The Yellow Rose: I think at the beginning of the George Floyd stuff, we had maybe 8,000 subscribers and I wouldn't be surprised if we passed 50,000 already and I just didn’t notice. Yeah, we're at 50,284 subscribers as of today. The bulk of the subscribers are what I would call white people that don't know anything about racial justice and they want us to teach them, which Black Lives Matter was never meant to be a space where we taught them everything about race and why it's important. We kind of expect people to already know a little bit before they come in. But we've had to adjust because people really just don't know. They don’t understand. They want us to help them talk to their family members about racism because their families, like old, conservative white people, are like, “hey, what's this all about?” And asking the younger generation. And they kind of know what to say and then kind of don't, and they need our guidance. And so I think the bulk of our subscribers right now are those kinds of people that are kind of getting it, but maybe not 100 percent there yet. It's encouraging to me. I want us to be a place where people learn things. I can tell that a lot of these people are genuine in their questions and that there's nothing malicious behind it. It's just pure and solid ignorance on their part. And they know that, and we know that. And when we both know that, it's way easier to talk about.
Amory Sivertson: The Yellow Rose and other Redditors we’ve heard from have echoed something that has been an issue for online platforms in general, including Reddit.
The Yellow Rose: I have been on Reddit for eight plus years. And we have been begging the admins to talk to us openly about race. We did get one comment from Alexis Ohanian and he said this is a top priority and then never heard from him again. So, yeah, racism on Reddit is something I've been fighting the entire time I've been on it.
Ben Brock Johnson: Earlier this month, The Yellow Rose joined forces with a number of influential Reddit users across the platform to publish an open letter addressed to Reddit, the company.
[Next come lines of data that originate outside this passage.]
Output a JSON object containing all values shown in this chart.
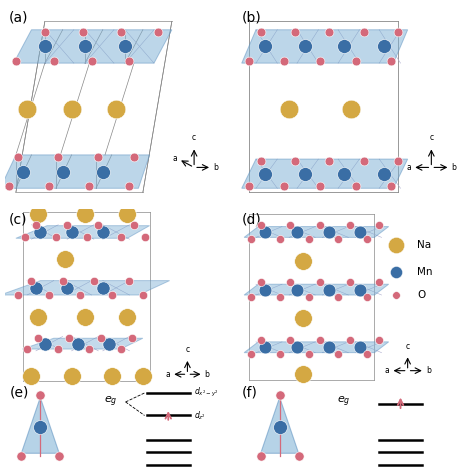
{
  "colors": {
    "Na": "#D4A843",
    "Mn": "#3A6EA5",
    "O": "#D4697A",
    "oct_face": "#7BAFD4",
    "oct_edge": "#5A8FBF",
    "bg": "#FFFFFF",
    "line": "#888888"
  },
  "panel_labels": [
    "(a)",
    "(b)",
    "(c)",
    "(d)",
    "(e)",
    "(f)"
  ],
  "label_fontsize": 10,
  "atom_sizes": {
    "Na": 180,
    "Mn": 100,
    "O": 40
  }
}
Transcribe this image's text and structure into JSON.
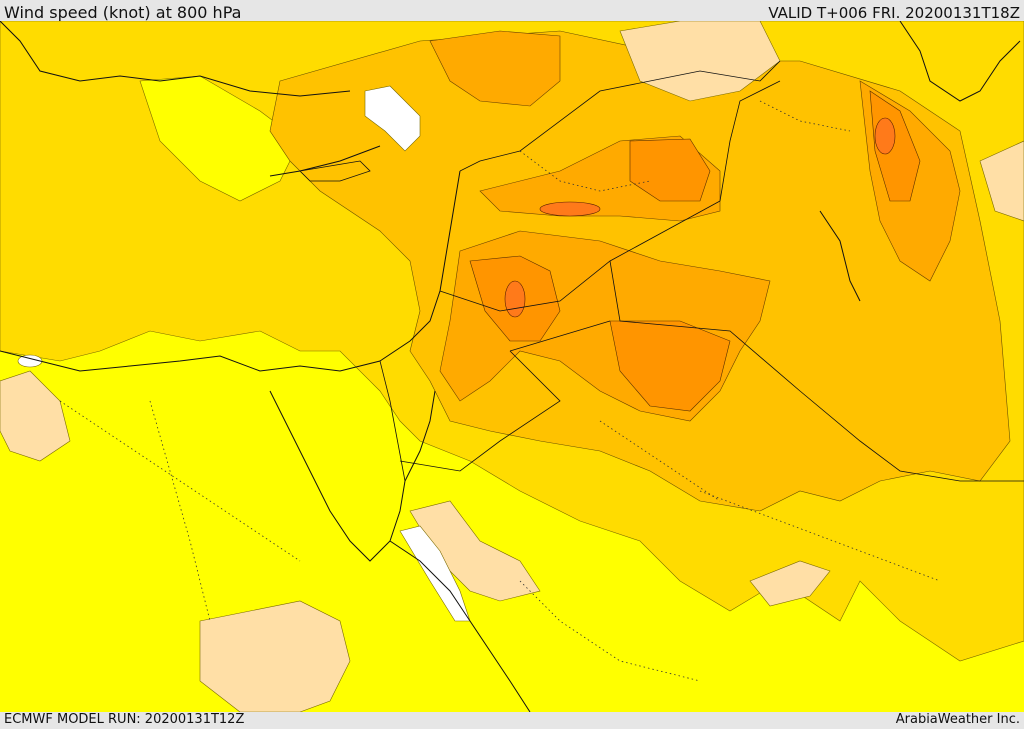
{
  "header": {
    "title": "Wind speed (knot) at 800 hPa",
    "valid_time": "VALID T+006 FRI. 20200131T18Z"
  },
  "footer": {
    "model_run": "ECMWF MODEL RUN: 20200131T12Z",
    "credit": "ArabiaWeather Inc."
  },
  "map": {
    "region": "Middle East / Eastern Mediterranean",
    "colors": {
      "calm_white": "#ffffff",
      "light_peach": "#ffdfa6",
      "yellow": "#ffff00",
      "gold": "#ffdc00",
      "light_orange": "#ffc200",
      "orange": "#ffaa00",
      "dark_orange": "#ff9500",
      "red_orange": "#ff7a1a",
      "border": "#222222"
    }
  }
}
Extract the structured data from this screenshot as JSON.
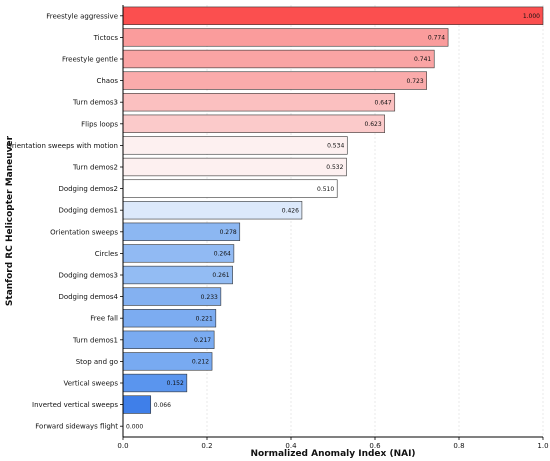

The Yellow Rose: It's been signed by, are we in the hundreds of other subreddits that represent millions and millions of users on the site? And it's basically listing what Reddit needs to do to combat hate speech on Reddit. So we outlined six things that we want. They've already gotten to one of them. They did hire a Black man to be on the board. But number one on our list is enact a site-wide policy against racism, slurs, and hate speech, because that's what I woke up to this morning. And that's what I've woken up to every day since George Floyd protests started. And, yeah, it just normalizes hate when it's everywhere. I mean, the internet is just a reflection of society at large and I think we can do better. It doesn't have to be like that. We can kind of change the narrative, I would hope.
Ben Brock Johnson: In response to criticisms of Reddit’s policies on hate speech, CEO Steve Huffman posted a letter to Reddit on June 5th. The letter said among other things that Reddit would update its content policy to address hate and racism. Reddit also began to reach out to moderators to create moderator councils to help inform how the company tackles the issue.
Amory Sivertson: Earlier this month, Reddit’s co-founder, Alexis Ohanian, stepped down from the company’s board and asked for his seat to be filled by a Black candidate. And it was, by Michael Siebel, CEO of the startup accelerator Y Combinator. The Yellow Rose has watched all of this but, as much as she cares about Reddit, she’s been around long enough to know a history that involves efforts and words that have come up short. As a user and a moderator, she says there is still work to do.
Ben Brock Johnson: If you had a message that you wanted to deliver to Steve Huffman or the other admins at Reddit, what would that message be?
The Yellow Rose: We need your help. You can't shut down on us. Please don't ignore us. We're going to keep screaming for you to do something.